CHARLESTON -
Juwan Staten said he was tripped. The video shows a far more
painful explanation.
With 1:35 left in West Virginia's 69-59 win over Marshall,
Staten drove through the lane, missed a layup and as Deniz Kilicli put back the
rock, the Herd's Robert Goff kicked WVU's point guard in a place no man ever
should.
In response, the Mountaineers came to Staten's aid, but in a
manner head coach Bob Huggins wished they wouldn't have. Four players – Aaric
Murray, Jabarie Hinds, Terry Henderson and Eron Harris – left the team bench
and upon official review were ejected from the game.
"One of our teammates was on the ground," sophomore Gary
Browne explained. "We're a family, so we come back and pick him up and grab him
and make sure he's good. It's not like we were going to get into a fight or
anything. We're all family, so we all take care of each other."
The impact could have been more significant than playing the
final few seconds without four players who may not have reentered the game
anyway, but Huggins says he was assured by an official after the game that
because it was not a fighting situation, his players wouldn't face a one-game
suspension.
The intensity that built up to that moment was substantial enough
that it could be felt throughout the Civic Center, from the floor all the way
up to the fans in the nosebleeds.
Some of the Mountaineer players said after the game that a
part of the scouting report head coach Bob Huggins had given them leading up to
the matchup was that the Marshall players may do quite a bit of talking.
"I was trying to avoid our guys reacting," Huggins said. "What you try to do is
you try to prepare guys for everything you think might happen. That's all we
did, but our guys didn't do as good of a job as I wanted them to and I told
them, ‘Shut up, walk away.'"
Huggins wasn't totally thrilled with the way his message was
interpreted as he shepherded multiple players back to the bench following Goff's
kick, but in finishing out the final minute through multiple subsequent
technical fouls, WVU showed it was able to keep its head on straight and come
away with the win.
"If you're on the court, you can hear it," Deniz Kilicli
said. "They're talking all the time and I like it … I'm always laughing at
them, so they get pissed off more, I think, when I do that."
As the clock ticked down, West Virginia's student section
began reciting a chant that seems to accompany a victory over Marshall.

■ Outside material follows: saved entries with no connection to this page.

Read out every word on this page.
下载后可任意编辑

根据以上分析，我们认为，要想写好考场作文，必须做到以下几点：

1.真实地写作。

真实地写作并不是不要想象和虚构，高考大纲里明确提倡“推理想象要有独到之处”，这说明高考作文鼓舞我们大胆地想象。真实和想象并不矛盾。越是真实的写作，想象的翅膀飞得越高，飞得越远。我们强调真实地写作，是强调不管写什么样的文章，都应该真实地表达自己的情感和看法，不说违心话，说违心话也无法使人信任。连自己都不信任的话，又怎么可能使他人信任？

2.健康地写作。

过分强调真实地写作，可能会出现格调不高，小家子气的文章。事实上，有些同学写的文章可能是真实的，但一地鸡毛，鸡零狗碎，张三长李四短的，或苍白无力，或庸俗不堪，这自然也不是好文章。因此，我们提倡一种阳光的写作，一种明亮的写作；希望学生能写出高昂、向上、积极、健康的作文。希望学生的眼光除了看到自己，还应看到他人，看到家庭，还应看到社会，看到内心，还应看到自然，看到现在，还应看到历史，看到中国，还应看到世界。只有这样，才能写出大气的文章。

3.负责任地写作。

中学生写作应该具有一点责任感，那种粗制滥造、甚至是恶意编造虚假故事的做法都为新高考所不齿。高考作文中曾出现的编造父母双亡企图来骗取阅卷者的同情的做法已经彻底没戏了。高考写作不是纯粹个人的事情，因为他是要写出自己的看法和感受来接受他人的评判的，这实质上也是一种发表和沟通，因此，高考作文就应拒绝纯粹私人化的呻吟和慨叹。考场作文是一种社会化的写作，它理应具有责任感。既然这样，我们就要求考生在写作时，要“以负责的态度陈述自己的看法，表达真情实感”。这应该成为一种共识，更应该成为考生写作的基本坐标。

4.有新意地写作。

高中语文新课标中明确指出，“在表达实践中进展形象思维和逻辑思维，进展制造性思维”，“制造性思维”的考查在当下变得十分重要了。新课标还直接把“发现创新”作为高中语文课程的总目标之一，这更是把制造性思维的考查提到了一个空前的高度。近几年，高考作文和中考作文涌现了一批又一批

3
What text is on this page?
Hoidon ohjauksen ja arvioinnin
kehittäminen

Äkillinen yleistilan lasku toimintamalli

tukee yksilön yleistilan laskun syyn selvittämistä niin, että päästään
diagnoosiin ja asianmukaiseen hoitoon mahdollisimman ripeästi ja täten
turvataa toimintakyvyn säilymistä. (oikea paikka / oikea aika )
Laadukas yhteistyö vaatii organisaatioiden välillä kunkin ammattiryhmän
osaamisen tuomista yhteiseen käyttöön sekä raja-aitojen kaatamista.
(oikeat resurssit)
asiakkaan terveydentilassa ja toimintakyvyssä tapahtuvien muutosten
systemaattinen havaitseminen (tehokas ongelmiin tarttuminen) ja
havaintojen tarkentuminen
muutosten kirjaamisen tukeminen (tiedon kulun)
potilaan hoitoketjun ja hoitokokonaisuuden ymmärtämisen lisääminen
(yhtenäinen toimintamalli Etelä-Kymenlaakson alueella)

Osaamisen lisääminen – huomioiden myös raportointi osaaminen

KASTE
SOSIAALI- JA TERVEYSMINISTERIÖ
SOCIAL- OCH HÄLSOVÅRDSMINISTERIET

"Not our rival," they said.
But what constitutes a rival? If Marshall isn't still a
rivalry on the basketball schedule when compared to the conference play, what
is? Gary Browne, for one, thinks this Capital Classic still holds their
attention for what it means within the Mountain State.
"I come from another country, so I play a lot of international teams," says
Browne. "This game, to me, means like Puerto Rico playing against Mexico. I
love this game because it brings the whole state to come to the game and watch
us and support us."
Huggins has been a part of some significant games with more
on the line than simply conference standings through his career. When he thinks
of a rivalry, though, his opinion is one more based on his team's success than
on the storied history of a specific series.

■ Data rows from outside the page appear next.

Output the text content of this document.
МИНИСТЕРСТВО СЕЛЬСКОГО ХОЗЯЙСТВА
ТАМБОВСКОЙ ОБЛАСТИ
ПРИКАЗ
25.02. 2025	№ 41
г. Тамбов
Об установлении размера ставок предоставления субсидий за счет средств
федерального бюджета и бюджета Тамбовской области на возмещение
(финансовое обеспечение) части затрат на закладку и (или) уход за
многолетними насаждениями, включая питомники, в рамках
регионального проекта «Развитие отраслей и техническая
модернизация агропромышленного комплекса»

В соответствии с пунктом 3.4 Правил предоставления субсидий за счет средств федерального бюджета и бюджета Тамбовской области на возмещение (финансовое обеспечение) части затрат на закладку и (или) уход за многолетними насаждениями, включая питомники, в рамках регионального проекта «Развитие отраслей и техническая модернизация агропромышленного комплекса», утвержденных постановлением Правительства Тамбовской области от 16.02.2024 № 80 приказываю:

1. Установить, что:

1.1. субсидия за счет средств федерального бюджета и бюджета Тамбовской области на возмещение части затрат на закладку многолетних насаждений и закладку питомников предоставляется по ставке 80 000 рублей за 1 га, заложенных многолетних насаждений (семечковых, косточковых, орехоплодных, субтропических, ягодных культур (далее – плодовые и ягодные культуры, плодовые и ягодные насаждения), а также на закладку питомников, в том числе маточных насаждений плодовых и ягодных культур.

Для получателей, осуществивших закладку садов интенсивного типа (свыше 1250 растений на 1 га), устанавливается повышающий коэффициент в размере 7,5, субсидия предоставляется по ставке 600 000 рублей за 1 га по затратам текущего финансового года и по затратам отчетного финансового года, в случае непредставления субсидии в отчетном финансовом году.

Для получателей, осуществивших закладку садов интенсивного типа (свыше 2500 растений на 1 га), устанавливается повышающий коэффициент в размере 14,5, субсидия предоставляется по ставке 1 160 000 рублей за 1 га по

He says when he coached at Cincinnati, the Bearcats were
everyone's rival because they won.
West Virginia is not at that point, not by a long shot. They
are coming into a conference that is mostly unfamiliar and unattached to
anything related to Mountaineers basketball and so a game like this one holds a
bigger meaning, regardless of its failings in football.
Next up is another nearby school in Virginia Tech, which was
once certainly viewed as a rival when a member of the Big East. A win over
Marshall is solid preparation for a quality Hokies team on the horizon.
On Wednesday, though, the electricity in the Civic Center
and the way in which WVU handled it to persevere, proved that there is some
fight to this team. Luckily for Huggins, it is not the type of fighting that
will leave him four players short on Saturday.